Developer workflow

Building

The basic user installation of runko is not sufficient when developing new features or when running tests. There are two other options that give developers more control of the build process. The first and recommended way is an editable install with pip. The second is manual CMake usage, which allows running tests but does not install the runko Python package. Editable installs allow both.

For both of the methods runko repository has to be manually obtained:

git clone https://github.com/hel-astro-lab/runko --recurse-submodules

Editable install

Editable installs let you modify the Python source files of runko so that the modifications take effect without having to install runko again. However, if the C++ source files are modified, then runko has to be installed again, but the difference is that the CMake build directory can be reused and only the modified parts have to be compiled (assuming --no-build-isolation). The persistent CMake build directory also allows running tests.
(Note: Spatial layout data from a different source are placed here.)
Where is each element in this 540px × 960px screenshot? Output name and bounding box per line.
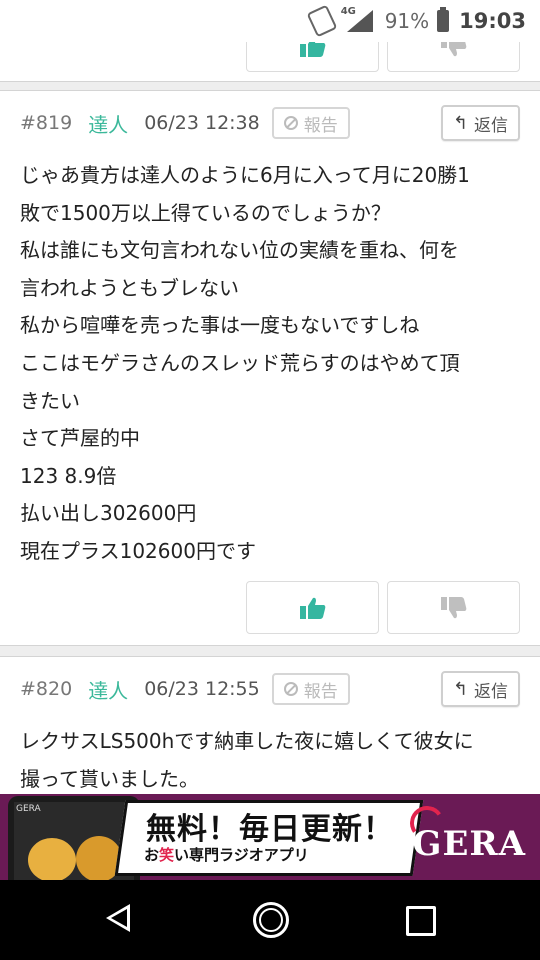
reply-arrow-icon: ↰ [452,112,468,134]
post-date: 06/23 12:38 [144,112,260,134]
post-number[interactable]: #819 [20,112,72,134]
post-line: 現在プラス102600円です [20,538,256,563]
like-button[interactable] [246,581,379,634]
post-line: 123 8.9倍 [20,463,117,488]
post-line: 撮って貰いました。 [20,766,199,791]
reply-label: 返信 [474,681,508,702]
nfc-icon [306,4,338,38]
post-line: 言われようともブレない [20,275,239,300]
ad-subtitle-highlight: 笑 [159,846,175,864]
report-label: 報告 [303,115,338,136]
ad-brand-logo: GERA [412,824,526,864]
battery-percent: 91% [384,9,430,33]
reply-arrow-icon: ↰ [452,678,468,700]
report-button[interactable]: 報告 [271,107,350,139]
home-icon[interactable] [253,902,289,938]
thumbs-down-icon [440,596,466,618]
like-button[interactable] [246,42,379,72]
ad-title: 無料！毎日更新！ [146,812,394,847]
reply-button[interactable]: ↰ 返信 [440,671,520,707]
dislike-button[interactable] [387,42,520,72]
ad-subtitle: お笑い専門ラジオアプリ [144,846,309,864]
reply-label: 返信 [474,115,508,136]
ad-phone-label: GERA [16,804,41,814]
clock: 19:03 [459,9,526,33]
thumbs-down-icon [440,42,466,56]
thumbs-up-icon [299,597,325,619]
post-line: 私は誰にも文句言われない位の実績を重ね、何を [20,238,459,263]
ad-banner[interactable]: GERA 無料！毎日更新！ お笑い専門ラジオアプリ GERA [0,794,540,880]
recent-apps-icon[interactable] [406,906,436,936]
post-line: 私から喧嘩を売った事は一度もないですしね [20,313,420,338]
post-author[interactable]: 達人 [88,675,128,704]
report-button[interactable]: 報告 [271,673,350,705]
battery-icon [437,7,450,32]
vote-row [246,581,520,634]
status-bar: 4G 91% 19:03 [0,0,540,42]
post-line: 払い出し302600円 [20,501,197,526]
navigation-bar [0,880,540,960]
post-820: #820 達人 06/23 12:55 報告 ↰ 返信 レクサスLS500hです… [0,656,540,794]
post-line: レクサスLS500hです納車した夜に嬉しくて彼女に [20,729,474,753]
previous-vote-row [246,42,520,72]
reply-button[interactable]: ↰ 返信 [440,105,520,141]
ban-icon [283,682,298,696]
post-header: #819 達人 06/23 12:38 報告 ↰ 返信 [20,105,520,141]
post-line: きたい [20,388,80,413]
thumbs-up-icon [299,42,325,57]
post-date: 06/23 12:55 [144,678,260,700]
post-author[interactable]: 達人 [88,109,128,138]
post-body: じゃあ貴方は達人のように6月に入って月に20勝1 敗で1500万以上得ているので… [20,157,525,571]
signal-icon: 4G [341,6,373,34]
post-line: じゃあ貴方は達人のように6月に入って月に20勝1 [20,163,470,187]
post-number[interactable]: #820 [20,678,72,700]
back-icon[interactable] [106,904,130,932]
previous-post-card [0,42,540,82]
post-line: 敗で1500万以上得ているのでしょうか？ [20,200,391,225]
post-body: レクサスLS500hです納車した夜に嬉しくて彼女に 撮って貰いました。 [20,723,525,794]
post-line: さて芦屋的中 [20,426,140,451]
dislike-button[interactable] [387,581,520,634]
post-line: ここはモゲラさんのスレッド荒らすのはやめて頂 [20,350,460,375]
ban-icon [283,116,298,130]
report-label: 報告 [303,681,338,702]
thread-content[interactable]: #819 達人 06/23 12:38 報告 ↰ 返信 じゃあ貴方は達人のように… [0,42,540,794]
post-819: #819 達人 06/23 12:38 報告 ↰ 返信 じゃあ貴方は達人のように… [0,90,540,646]
post-header: #820 達人 06/23 12:55 報告 ↰ 返信 [20,671,520,707]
Editable builds with --no-build-isolation require manual installation of the build-time dependencies of the Python package:

pip install pybind11 scikit-build-core

Runko ships per-machine configure presets in CMakePresets.json (unix-cpu, macos-cpu, unix-hip, lumi-cpu, lumi-gpu, hile-cpu, hile-gpu); pick the one matching your machine and backend, and forward it to CMake via cmake.args. With the HIP backend on a generic Linux box, for example:

pip install --no-build-isolation -v -e <path/to/runko/repo> \
  --config-settings=cmake.args=--preset=unix-hip

--no-build-isolation means that the build directory is persistent between installs, and only the modified parts of the C++ have to be compiled again on the next install. The verbose flag -v is useful for seeing the full output from CMake.

Preset cache variables can be overridden per invocation by appending --config-settings=cmake.define.<DEFINE>=<VALUE> or --config-settings=cmake.build-type=<BUILD-TYPE> — the override always wins, so the same preset can be flipped to a Debug build:

pip install --no-build-isolation -v -e <path/to/runko/repo> \
  --config-settings=cmake.args=--preset=unix-hip \
  --config-settings=cmake.build-type=Debug

The scikit-build-core managed build directory is <path/to/runko/repo>/build/{state}-{build_type}-{wheel_tag} and is reused between editable installs.

For more configuration options, see scikit-build-core docs.

Manual CMake usage

Manual CMake usage enables the full functionality of CMake, but it does not install the runko Python package. Use a preset to configure and build — the preset name is also the build directory name (each preset writes to <repo>/<preset-name>/ via the shared _common hidden base):

cmake --preset=unix-hip -S <path/to/runko/repo>
cmake --build <path/to/runko/repo>/unix-hip

Override the build type or any cache variable with -D on either command, e.g. -DCMAKE_BUILD_TYPE=Debug.

Testing

Running tests

Runko uses CMake’s ctest to run tests. Once a runko build directory has been configured, either via an editable install or manually with CMake, runko tests can be run with ctest from inside the build directory.

See the ctest documentation for the full list of options; some of the most useful ones are:

Flag

Description

-j N

Run N tests in parallel

-R <regex>

Run tests matching regular expression.

--verbose

Enable verbose output from tests.

--rerun-failed

Run only the tests that failed previously.